Rechtssicherheit gewinnen Ärzte durch die verkürzten Fristen des § 106 Abs. 3 Satz 3 SGB V. Demnach muss die Festsetzung einer Nachforderung oder einer Kürzung für ärztliche Leistungen innerhalb von zwei Jahren ab Erlass des Honorarbescheides und für ärztlich verordnete Leistungen innerhalb von zwei Jahren ab dem Schluss des Kalenderjahres, in dem die Leistungen verordnet worden sind, erfolgen. Laut Rahmenvorgaben hemmen weder die Mitteilung der Prüfungsstelle an den Arzt über die Durchführung einer Wirtschaftlichkeitsprüfung, noch die Antragsstellung einer Krankenkasse im Falle von Einzelfallprüfungen die vorgenannte Frist.

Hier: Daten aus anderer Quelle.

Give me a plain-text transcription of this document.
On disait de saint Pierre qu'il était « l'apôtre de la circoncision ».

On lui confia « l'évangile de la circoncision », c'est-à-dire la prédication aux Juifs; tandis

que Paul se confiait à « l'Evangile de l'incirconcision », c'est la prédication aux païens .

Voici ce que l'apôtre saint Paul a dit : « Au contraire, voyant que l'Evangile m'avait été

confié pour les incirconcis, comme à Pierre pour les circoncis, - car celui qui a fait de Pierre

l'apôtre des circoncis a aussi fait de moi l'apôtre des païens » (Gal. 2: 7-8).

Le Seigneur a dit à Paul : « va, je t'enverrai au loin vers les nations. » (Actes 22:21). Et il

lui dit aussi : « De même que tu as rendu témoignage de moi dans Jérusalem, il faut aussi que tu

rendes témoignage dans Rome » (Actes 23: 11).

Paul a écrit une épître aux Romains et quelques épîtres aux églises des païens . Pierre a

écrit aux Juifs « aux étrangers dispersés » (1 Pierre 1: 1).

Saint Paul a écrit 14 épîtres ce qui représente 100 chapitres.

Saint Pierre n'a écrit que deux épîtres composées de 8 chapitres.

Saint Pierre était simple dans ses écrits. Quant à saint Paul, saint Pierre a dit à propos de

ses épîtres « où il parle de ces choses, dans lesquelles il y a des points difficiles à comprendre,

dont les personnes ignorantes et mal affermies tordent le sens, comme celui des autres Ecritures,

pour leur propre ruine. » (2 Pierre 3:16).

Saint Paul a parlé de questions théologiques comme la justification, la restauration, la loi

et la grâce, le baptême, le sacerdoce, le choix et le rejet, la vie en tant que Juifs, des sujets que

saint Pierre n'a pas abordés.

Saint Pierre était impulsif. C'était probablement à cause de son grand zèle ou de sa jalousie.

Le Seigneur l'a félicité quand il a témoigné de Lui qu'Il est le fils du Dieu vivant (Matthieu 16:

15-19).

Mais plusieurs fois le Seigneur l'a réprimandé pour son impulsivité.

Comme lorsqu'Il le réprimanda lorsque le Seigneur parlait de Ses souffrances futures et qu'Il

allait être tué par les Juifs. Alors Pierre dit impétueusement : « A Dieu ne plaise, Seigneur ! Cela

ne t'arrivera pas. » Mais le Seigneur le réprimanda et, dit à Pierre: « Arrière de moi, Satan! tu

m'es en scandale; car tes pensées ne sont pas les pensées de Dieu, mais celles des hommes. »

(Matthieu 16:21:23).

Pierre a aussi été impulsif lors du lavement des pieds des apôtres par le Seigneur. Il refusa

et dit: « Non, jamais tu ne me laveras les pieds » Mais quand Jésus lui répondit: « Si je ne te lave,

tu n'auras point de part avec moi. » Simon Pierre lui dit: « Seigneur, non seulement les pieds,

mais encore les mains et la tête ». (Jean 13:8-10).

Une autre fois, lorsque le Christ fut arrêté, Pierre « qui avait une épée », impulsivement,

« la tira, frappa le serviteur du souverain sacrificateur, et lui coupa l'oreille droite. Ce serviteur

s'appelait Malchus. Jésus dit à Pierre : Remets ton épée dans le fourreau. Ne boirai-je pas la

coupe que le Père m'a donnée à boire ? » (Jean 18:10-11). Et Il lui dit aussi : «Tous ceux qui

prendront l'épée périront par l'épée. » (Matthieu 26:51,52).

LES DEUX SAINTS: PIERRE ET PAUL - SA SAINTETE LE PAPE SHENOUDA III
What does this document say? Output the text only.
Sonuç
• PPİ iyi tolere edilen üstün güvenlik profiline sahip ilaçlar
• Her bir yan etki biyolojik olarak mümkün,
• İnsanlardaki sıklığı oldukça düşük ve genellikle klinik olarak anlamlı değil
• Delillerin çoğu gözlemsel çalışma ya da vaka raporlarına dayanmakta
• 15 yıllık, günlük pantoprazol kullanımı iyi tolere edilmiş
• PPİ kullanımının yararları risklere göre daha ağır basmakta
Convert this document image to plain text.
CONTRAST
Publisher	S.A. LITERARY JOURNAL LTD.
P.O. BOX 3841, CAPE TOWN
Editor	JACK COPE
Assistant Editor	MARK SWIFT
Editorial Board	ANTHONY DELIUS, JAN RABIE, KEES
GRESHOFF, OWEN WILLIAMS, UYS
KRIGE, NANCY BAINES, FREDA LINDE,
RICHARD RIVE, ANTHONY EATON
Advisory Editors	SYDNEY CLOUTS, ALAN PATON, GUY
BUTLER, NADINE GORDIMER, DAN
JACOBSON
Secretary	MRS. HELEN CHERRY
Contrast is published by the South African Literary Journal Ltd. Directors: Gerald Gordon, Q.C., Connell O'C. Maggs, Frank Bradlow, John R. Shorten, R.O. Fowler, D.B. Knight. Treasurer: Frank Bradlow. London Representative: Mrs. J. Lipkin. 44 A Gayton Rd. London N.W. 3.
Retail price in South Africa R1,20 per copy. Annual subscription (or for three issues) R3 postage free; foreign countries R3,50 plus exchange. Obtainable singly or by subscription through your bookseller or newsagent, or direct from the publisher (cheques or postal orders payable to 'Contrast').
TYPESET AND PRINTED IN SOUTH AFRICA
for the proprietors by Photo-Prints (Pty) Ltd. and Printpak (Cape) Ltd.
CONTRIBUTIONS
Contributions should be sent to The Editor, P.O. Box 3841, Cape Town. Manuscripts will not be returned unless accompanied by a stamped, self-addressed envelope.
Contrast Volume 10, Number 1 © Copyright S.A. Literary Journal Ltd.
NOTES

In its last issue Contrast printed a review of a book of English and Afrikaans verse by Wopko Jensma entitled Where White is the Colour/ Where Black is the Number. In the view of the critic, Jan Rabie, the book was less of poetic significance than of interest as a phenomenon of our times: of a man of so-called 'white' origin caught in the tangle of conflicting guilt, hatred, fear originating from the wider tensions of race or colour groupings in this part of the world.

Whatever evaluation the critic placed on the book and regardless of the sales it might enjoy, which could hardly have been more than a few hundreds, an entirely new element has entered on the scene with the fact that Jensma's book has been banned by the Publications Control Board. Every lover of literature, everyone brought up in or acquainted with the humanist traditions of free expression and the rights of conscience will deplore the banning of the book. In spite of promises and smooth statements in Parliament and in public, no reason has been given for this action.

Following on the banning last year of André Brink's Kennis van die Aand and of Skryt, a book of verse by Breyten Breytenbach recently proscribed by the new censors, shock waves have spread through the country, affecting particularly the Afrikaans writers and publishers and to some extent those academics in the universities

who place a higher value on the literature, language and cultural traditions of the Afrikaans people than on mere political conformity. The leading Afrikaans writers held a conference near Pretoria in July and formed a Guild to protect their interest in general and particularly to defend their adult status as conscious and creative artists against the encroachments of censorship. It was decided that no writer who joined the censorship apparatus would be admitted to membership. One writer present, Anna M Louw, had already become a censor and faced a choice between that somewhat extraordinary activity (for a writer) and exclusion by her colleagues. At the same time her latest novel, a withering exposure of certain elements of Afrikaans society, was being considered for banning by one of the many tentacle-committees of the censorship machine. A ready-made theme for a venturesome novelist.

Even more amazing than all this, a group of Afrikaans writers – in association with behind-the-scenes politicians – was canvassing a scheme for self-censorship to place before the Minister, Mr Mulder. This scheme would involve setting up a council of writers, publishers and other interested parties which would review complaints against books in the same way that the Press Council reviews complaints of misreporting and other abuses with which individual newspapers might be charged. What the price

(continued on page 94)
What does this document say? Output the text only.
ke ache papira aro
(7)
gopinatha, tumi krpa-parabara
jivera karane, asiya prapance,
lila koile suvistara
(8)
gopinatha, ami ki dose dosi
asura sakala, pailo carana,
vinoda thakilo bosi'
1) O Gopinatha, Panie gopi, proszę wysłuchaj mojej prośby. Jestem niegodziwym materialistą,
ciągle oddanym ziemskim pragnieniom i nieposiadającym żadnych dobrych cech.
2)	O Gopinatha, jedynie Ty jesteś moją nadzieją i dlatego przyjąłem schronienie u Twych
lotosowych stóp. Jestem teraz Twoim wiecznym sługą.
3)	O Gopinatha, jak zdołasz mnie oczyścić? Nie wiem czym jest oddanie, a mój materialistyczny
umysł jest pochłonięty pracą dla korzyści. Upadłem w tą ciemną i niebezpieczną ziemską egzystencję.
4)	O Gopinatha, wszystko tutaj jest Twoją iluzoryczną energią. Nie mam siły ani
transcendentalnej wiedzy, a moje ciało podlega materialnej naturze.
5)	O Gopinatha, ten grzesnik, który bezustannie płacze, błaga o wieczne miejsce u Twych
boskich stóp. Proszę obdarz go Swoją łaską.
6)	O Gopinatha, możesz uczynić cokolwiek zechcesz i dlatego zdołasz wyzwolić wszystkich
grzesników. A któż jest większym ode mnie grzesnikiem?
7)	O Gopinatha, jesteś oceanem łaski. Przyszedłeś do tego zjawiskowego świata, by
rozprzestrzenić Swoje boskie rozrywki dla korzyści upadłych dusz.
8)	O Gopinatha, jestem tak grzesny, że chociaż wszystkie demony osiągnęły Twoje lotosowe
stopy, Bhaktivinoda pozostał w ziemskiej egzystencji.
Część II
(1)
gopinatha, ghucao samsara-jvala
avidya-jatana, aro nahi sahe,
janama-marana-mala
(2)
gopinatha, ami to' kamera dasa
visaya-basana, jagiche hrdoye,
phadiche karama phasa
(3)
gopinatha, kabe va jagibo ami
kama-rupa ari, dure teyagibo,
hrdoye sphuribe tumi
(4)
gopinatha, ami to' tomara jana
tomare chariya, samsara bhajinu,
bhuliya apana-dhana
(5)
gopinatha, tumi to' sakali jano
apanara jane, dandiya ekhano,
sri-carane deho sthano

Auch im Falle eines Widerspruchsverfahrens soll die Entscheidung des Beschwerdeausschusses innerhalb von zwei Jahren nach Zugang des Widerspruchs bei der Prüfungsstelle erfolgen.

Inkrafttreten

Die neuen Rahmenvorgaben, mithin der Kostendifferenzausgleich, gelten für Prüfverfahren, die Prüfzeiträume betreffen, welche ärztlich verordnete Leistungen ab dem 11.05.2019 umfassen. Bei beanstandeten Leistungen ab dem 11.05.2019 betrifft dies also bei einer Quartalsprüfung das gesamte Quartal 2/2019. Bei jahresbezogenen Richtgrößenprüfungen sind daher alle Verordnungen ab dem 1. Januar 2019 umfasst.